RETREG1-mediated reticulophagy is activated by an ATF4-CEBPG/C/EBPγ heterodimer and confers protection against lipotoxicity

Excessive fatty acid triggers endoplasmic reticulum (ER) stress, leading to lipotoxicity, which plays a vital role in the pathogenesis of metabolic dysfunction-associated steatotic liver disease (MASLD). Reticulophagy is recently identified as an integral process in maintaining ER homeostasis during ER stress. However, our knowledge of reticulophagy in lipotoxicity remains limited, and the underlying molecular mechanisms are unclear. Here we showed that mild, short-term lipotoxicity induced by palmitic acid stimulated reticulophagy in vitro, mediated primarily by the selective receptor RETREG1. Knockdown of RETREG1 in HepG2 cells and primary hepatocytes exacerbated palmitic acid-induced cell damage and death. Having demonstrated the indispensability of ATF4 and CEBPG/C/EBPγ in transcriptional upregulation of RETREG1, we found that ATF4 forms a heterodimer with CEBPG and identified their binding sites in the promoter and enhancer regions of RETREG1 gene. In mice with acute hepatic lipotoxicity, RETREG1-mediated reticulophagy was activated, conferring protection against liver injury, as retreg1 knockout mice exhibited more severe liver injury than wild-type mice.

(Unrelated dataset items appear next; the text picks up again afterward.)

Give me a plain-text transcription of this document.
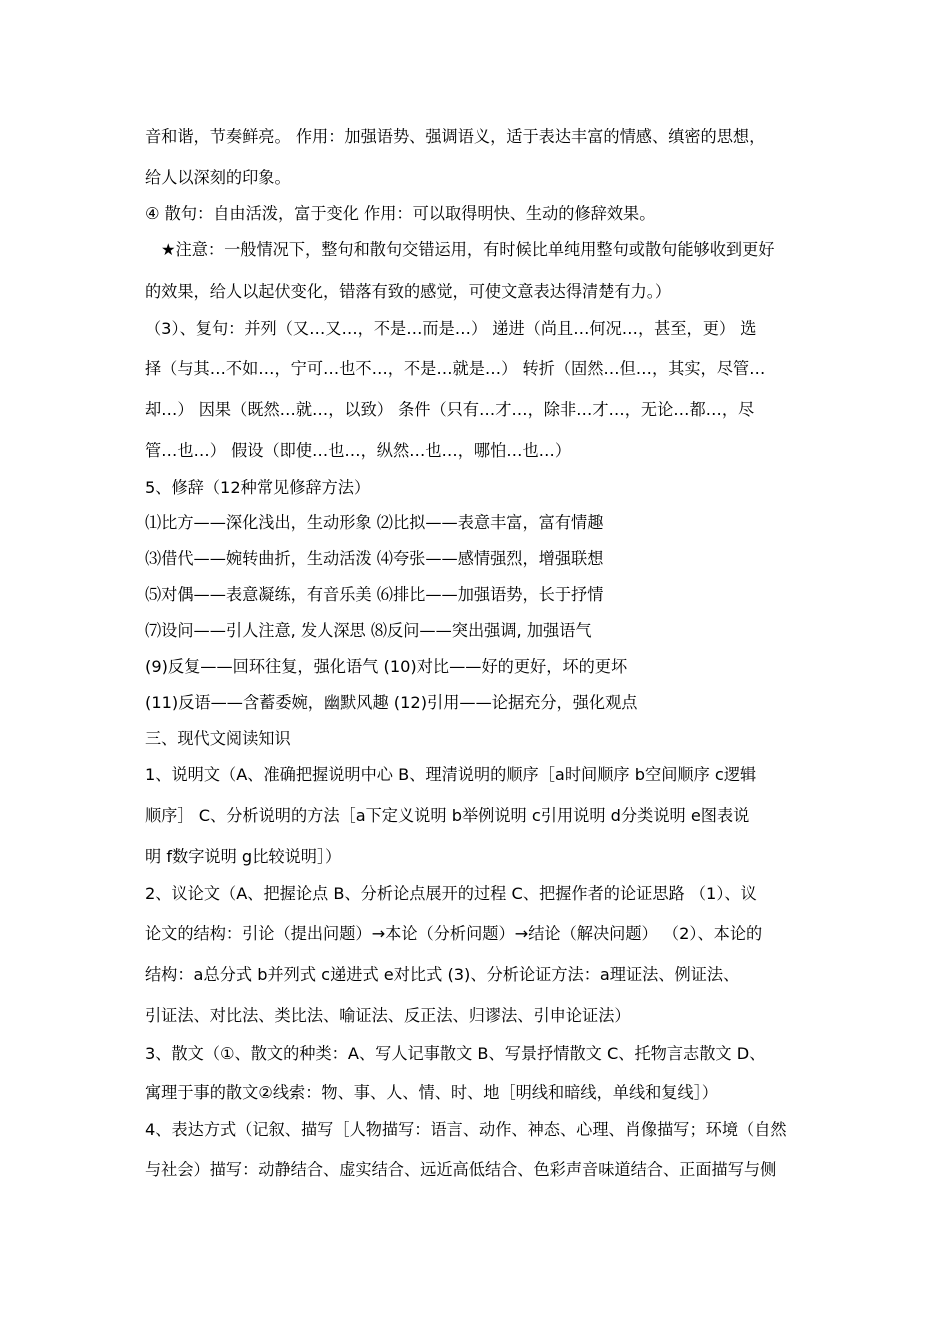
音和谐，节奏鲜亮。 作用：加强语势、强调语义，适于表达丰富的情感、缜密的思想，
给人以深刻的印象。
④ 散句：自由活泼，富于变化 作用：可以取得明快、生动的修辞效果。
★注意：一般情况下，整句和散句交错运用，有时候比单纯用整句或散句能够收到更好
的效果，给人以起伏变化，错落有致的感觉，可使文意表达得清楚有力。）
（3）、复句：并列（又…又…，不是…而是…） 递进（尚且…何况…，甚至，更） 选
择（与其…不如…，宁可…也不…，不是…就是…） 转折（固然…但…，其实，尽管…
却…） 因果（既然…就…，以致） 条件（只有…才…，除非…才…，无论…都…，尽
管…也…） 假设（即使…也…，纵然…也…，哪怕…也…）
5、修辞（12种常见修辞方法）
⑴比方——深化浅出，生动形象 ⑵比拟——表意丰富，富有情趣
⑶借代——婉转曲折，生动活泼 ⑷夸张——感情强烈，增强联想
⑸对偶——表意凝练，有音乐美 ⑹排比——加强语势，长于抒情
⑺设问——引人注意, 发人深思 ⑻反问——突出强调, 加强语气
(9)反复——回环往复，强化语气 (10)对比——好的更好，坏的更坏
(11)反语——含蓄委婉，幽默风趣 (12)引用——论据充分，强化观点
三、现代文阅读知识
1、说明文（A、准确把握说明中心 B、理清说明的顺序［a时间顺序 b空间顺序 c逻辑
顺序］ C、分析说明的方法［a下定义说明 b举例说明 c引用说明 d分类说明 e图表说
明 f数字说明 g比较说明］）
2、议论文（A、把握论点 B、分析论点展开的过程 C、把握作者的论证思路 （1）、议
论文的结构：引论（提出问题）→本论（分析问题）→结论（解决问题） （2）、本论的
结构：a总分式 b并列式 c递进式 e对比式 (3)、分析论证方法：a理证法、例证法、
引证法、对比法、类比法、喻证法、反正法、归谬法、引申论证法）
3、散文（①、散文的种类：A、写人记事散文 B、写景抒情散文 C、托物言志散文 D、
寓理于事的散文②线索：物、事、人、情、时、地［明线和暗线，单线和复线］）
4、表达方式（记叙、描写［人物描写：语言、动作、神态、心理、肖像描写；环境（自然
与社会）描写：动静结合、虚实结合、远近高低结合、色彩声音味道结合、正面描写与侧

In contrast, reticulophagy initiation was defective in a high fat diet-induced mouse model of MASLD, possibly due to decreased gene expression of Retreg1 driven by the suppression in ATF4 and CEBPG. Our study underscores the crucial role of RETREG1-mediated reticulophagy, which is co-regulated by ATF4 and CEBPG, in response to lipotoxicity, suggesting that activation of reticulophagy may represent a strategy against MASLD.